Berdasarkan latar belakang di atas mengenai gangguan kesehatan jiwa yang salah
satunya merupakan perilaku kekerasan maka penulis tertarik untuk menulis makalah dengan
judul asuhan keperawatan dengan perilaku kekerasan, guna membantu klien dan keluarga
dalam menangani masalah kesehatan yang di hadapi melalui penerapan asuhan keperawatan
jiwa.

B. Tujuan
1. Tujuan umum
Mahasiswa mampu mengetahui konsep teori dan memberikanAsuhan Keperawatan dan
Strategi Pelaksanaan pada pasien dengan perilaku kekerasan.

2. Tujuan khusus
a. Mahasiswa mampu mengetahui dan menjelaskan pengertian perilaku kekerasan
b. Mahasiswa mampu mengetahui Etiologi dari Perilaku Kekerasan
c. Mahasiswa mampu mengetahui Tanda dan Gejala Perilaku Kekerasan
d.
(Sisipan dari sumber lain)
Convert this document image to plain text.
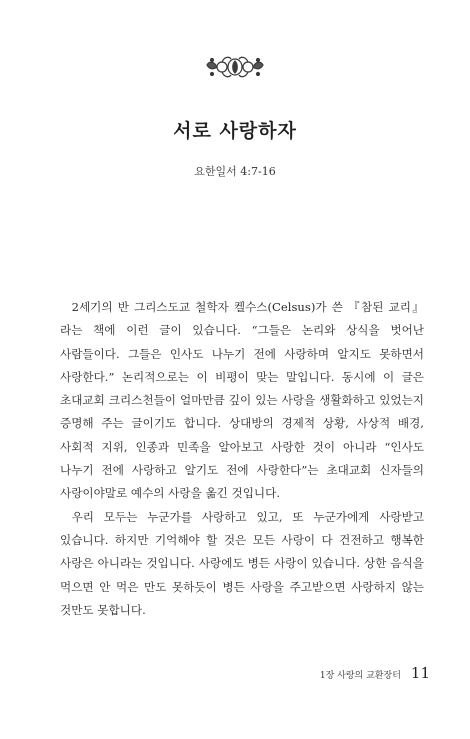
서로 사랑하자
요한일서 4:7-16

2세기의 반 그리스도교 철학자 켈수스(Celsus)가 쓴 『참된 교리』라는 책에 이런 글이 있습니다. “그들은 논리와 상식을 벗어난 사람들이다. 그들은 인사도 나누기 전에 사랑하며 알지도 못하면서 사랑한다.” 논리적으로는 이 비평이 맞는 말입니다. 동시에 이 글은 초대교회 크리스천들이 얼마만큼 깊이 있는 사랑을 생활화하고 있었는지 증명해 주는 글이기도 합니다. 상대방의 경제적 상황, 사상적 배경, 사회적 지위, 인종과 민족을 알아보고 사랑한 것이 아니라 “인사도 나누기 전에 사랑하고 알기도 전에 사랑한다”는 초대교회 신자들의 사랑이야말로 예수의 사랑을 옮긴 것입니다.

우리 모두는 누군가를 사랑하고 있고, 또 누군가에게 사랑받고 있습니다. 하지만 기억해야 할 것은 모든 사랑이 다 건전하고 행복한 사랑은 아니라는 것입니다. 사랑에도 병든 사랑이 있습니다. 상한 음식을 먹으면 안 먹은 만도 못하듯이 병든 사랑을 주고받으면 사랑하지 않는 것만도 못합니다.

1장 사랑의 교환장터 11
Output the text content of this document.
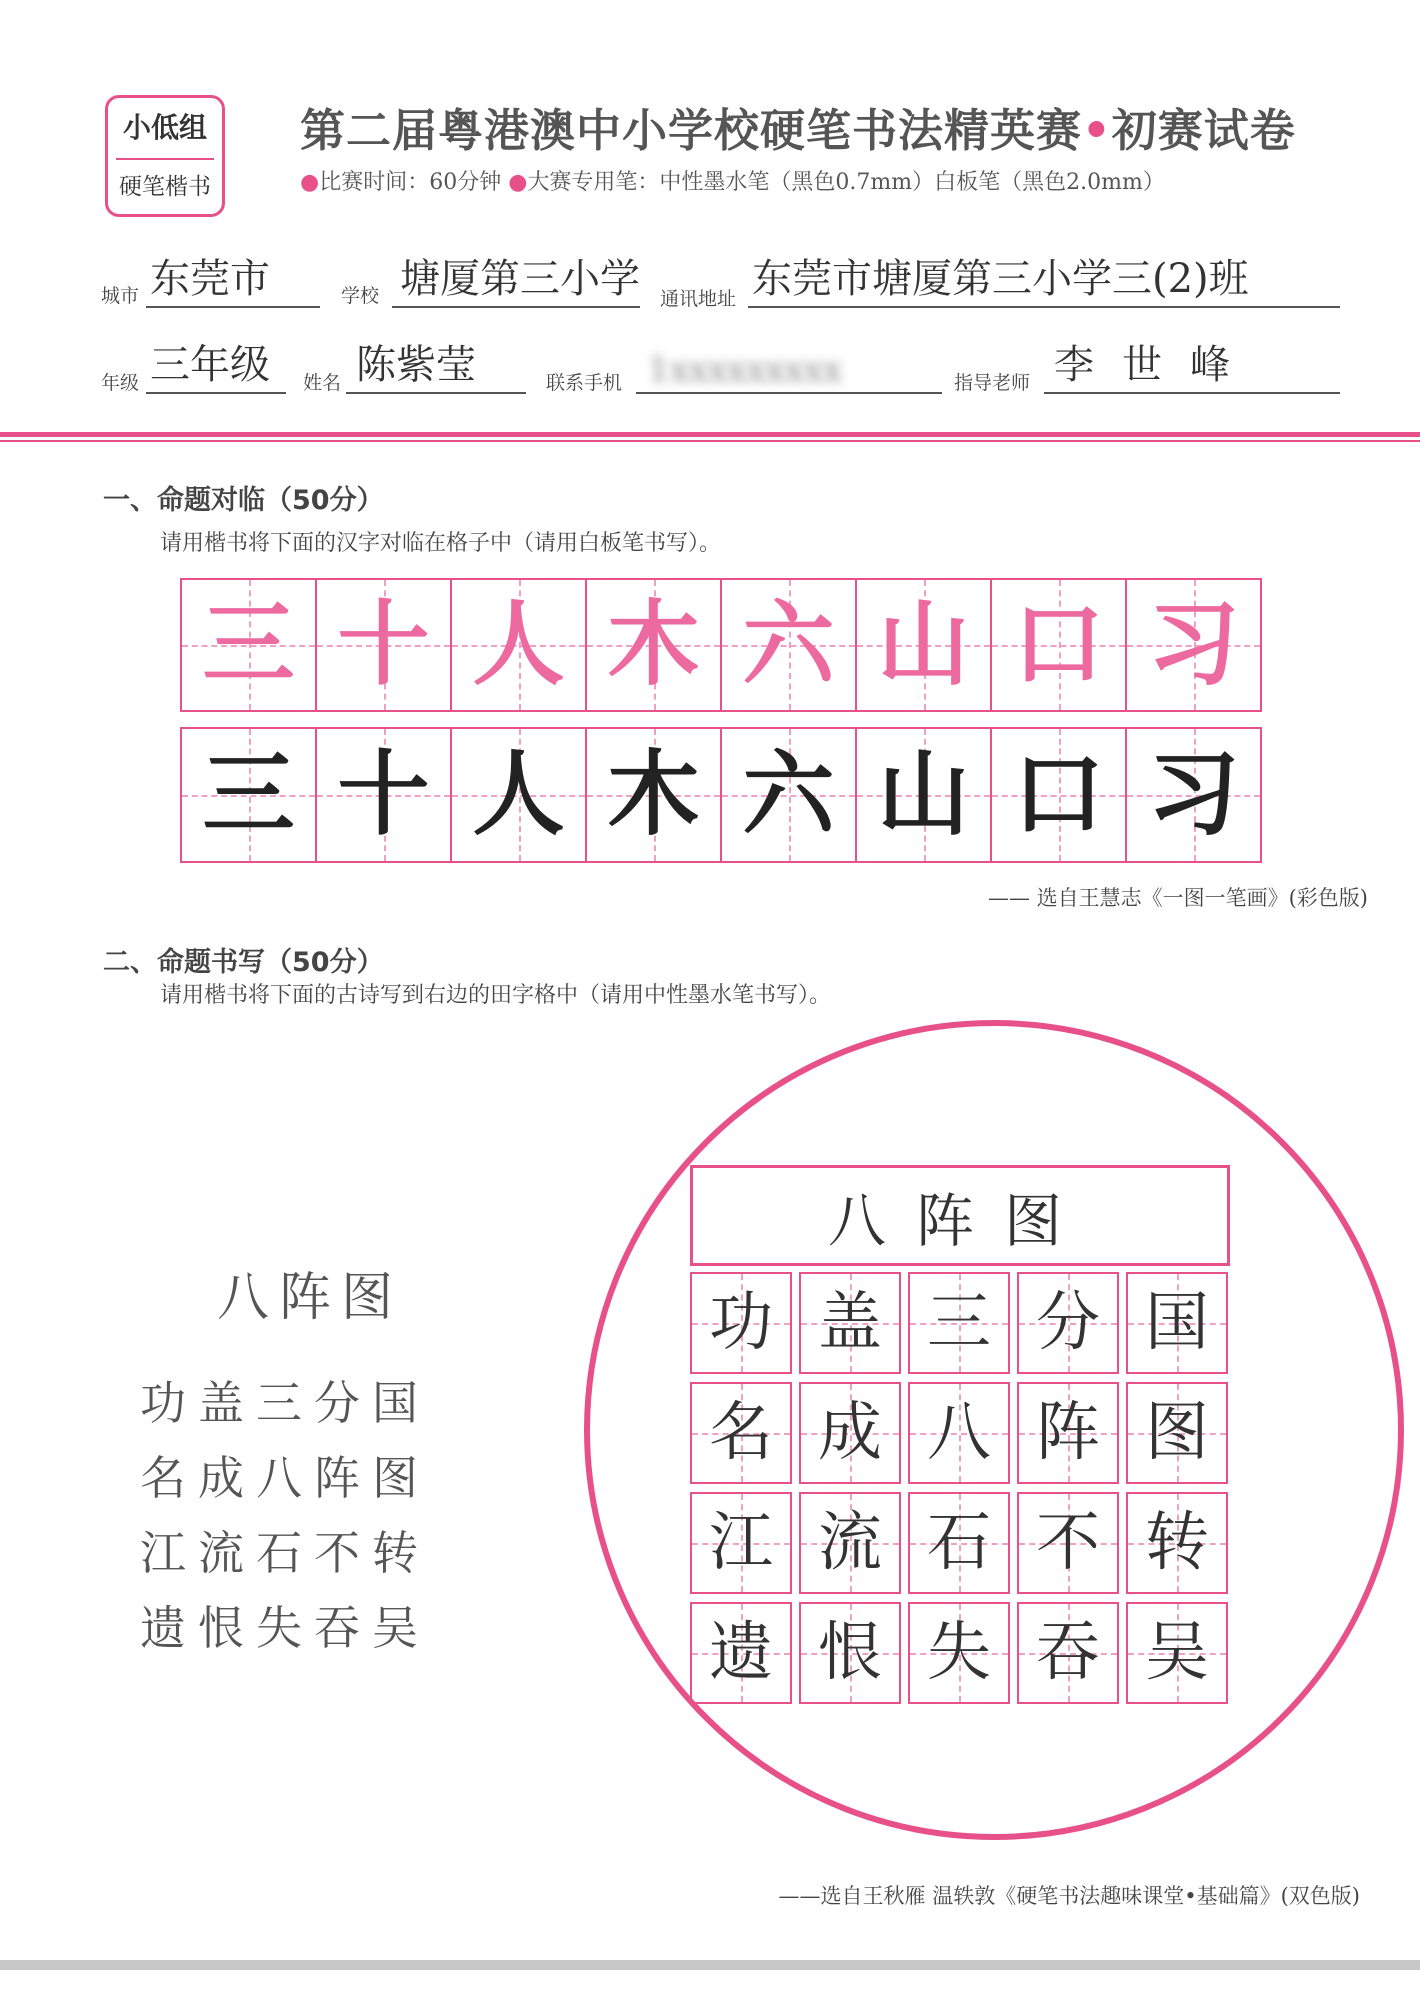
小低组
硬笔楷书
第二届粤港澳中小学校硬笔书法精英赛•初赛试卷
●比赛时间：60分钟 ●大赛专用笔：中性墨水笔（黑色0.7mm）白板笔（黑色2.0mm）
城市 东莞市	学校 塘厦第三小学 通讯地址 东莞市塘厦第三小学三(2)班
年级 三年级 姓名 陈紫莹	联系手机 1xxxxxxxxx	指导老师 李世峰
一、命题对临（50分）
请用楷书将下面的汉字对临在格子中（请用白板笔书写）。
三 十 人 木 六 山 口 习
三 十 人 木 六 山 口 习
—— 选自王慧志《一图一笔画》(彩色版)
二、命题书写（50分）
请用楷书将下面的古诗写到右边的田字格中（请用中性墨水笔书写）。
八阵图
功盖三分国
名成八阵图
江流石不转
遗恨失吞吴
八阵图
功 盖 三 分 国
名 成 八 阵 图
江 流 石 不 转
遗 恨 失 吞 吴
——选自王秋雁 温轶敦《硬笔书法趣味课堂•基础篇》(双色版)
Mahasiswa mampu memberikan Asuhan keperawatan pada pasien dengan perilaku
kekerasan meliputi pengkajian, pohon masalah, diagnosa keperawatan serta tindakan
keperawatan
BAB II

PEMBAHASAN
A. Pengertian
Perilaku kekerasan (PK) adalah suatu keadaan dimana seseorang dimana melakukan
tindakan yang dapat membahayakan secara fisik, baik pada dirinya sendiri maupun orang
lain, disertai dengan amuk dan gaduh gelisah yang tidak terkontrol (Wati, 2010).
Perilaku kekerasan adalah suatu bentuk perilaku yang bertujuan untuk melukai
seseorang, baik secara fisik maupun psikologis.Berdasarkan definisi ini, perilaku kekerasan
dapat di lakukan secara verbal di arahkan pada diri sendiri, orang lain, dan
lingkungan.Perilaku kekerasan dapat terjadi dalam dua bentuk yaitu perilaku kekrasan saat
sedang berlangsung atau perilaku kekerasan terdahulu (riwayat perilaku kekerasan).(Keliat,
Keperawatan kesehatan jiwa komunitas, 2012)
Perilaku kekerasan merupakan respon terhadap stressor yang di hadapi oleh seseorang
yang di tunjukan dengan perilaku actual melakukan kekerasan, baik pada diri sendiri orang
lain maupun lingkungan secara verbal maupun nonverbal, bertujuan untuk melukai orang lain
secara fisik maupun psikologis (Menurut Berkowizt dalam buku Yosep 2011).
Perilaku kekerasan adalah suatu keadaan dimana seorang individu mengalami
perilaku yang dapat melukai secara fisik baik terhadap diri sendiri atau orang lain ( Menurut
Towsend dalam buku Yosep 2011).
Perilaku kekerasan adalah suatu keadaan dimana klien mengalami perilaku yang dapat
membahayakan di klien sendiri, lingkungan termasuk orang lain dan barang-barang (Menurut
Maramis dalam buku Yosep 2011).

B. Tanda dan gejala

Data subyektif :
1. mengatakan mudah kesal dan jengkel ,
2. merasa semua barang tidak ada harganya sehingga dibanting-banting.
( keliat, proses keperawatan kesehatan jiwa, 1998 )

Data obyektif :
1. Muka merah dan tegang
2. Pandangan tajam
3. Mengatupkan rahang dengan kuat
4. Menegepalkan tangan
5. Jalan mondar-mandir
6. Bicara kasar
7. Suara tinggi, menjerit atau berteriak
8. Mengancam secara verbal atau fisik
9. Melempar atau memukul benda/ orang lain
10. Merusak barang atau benda
11. Tidak memiliki kemampuan mencegah/ mengendalikan perilaku kekerasan
(Keliat, Keperawatan kesehatan jiwa komunitas, 2012).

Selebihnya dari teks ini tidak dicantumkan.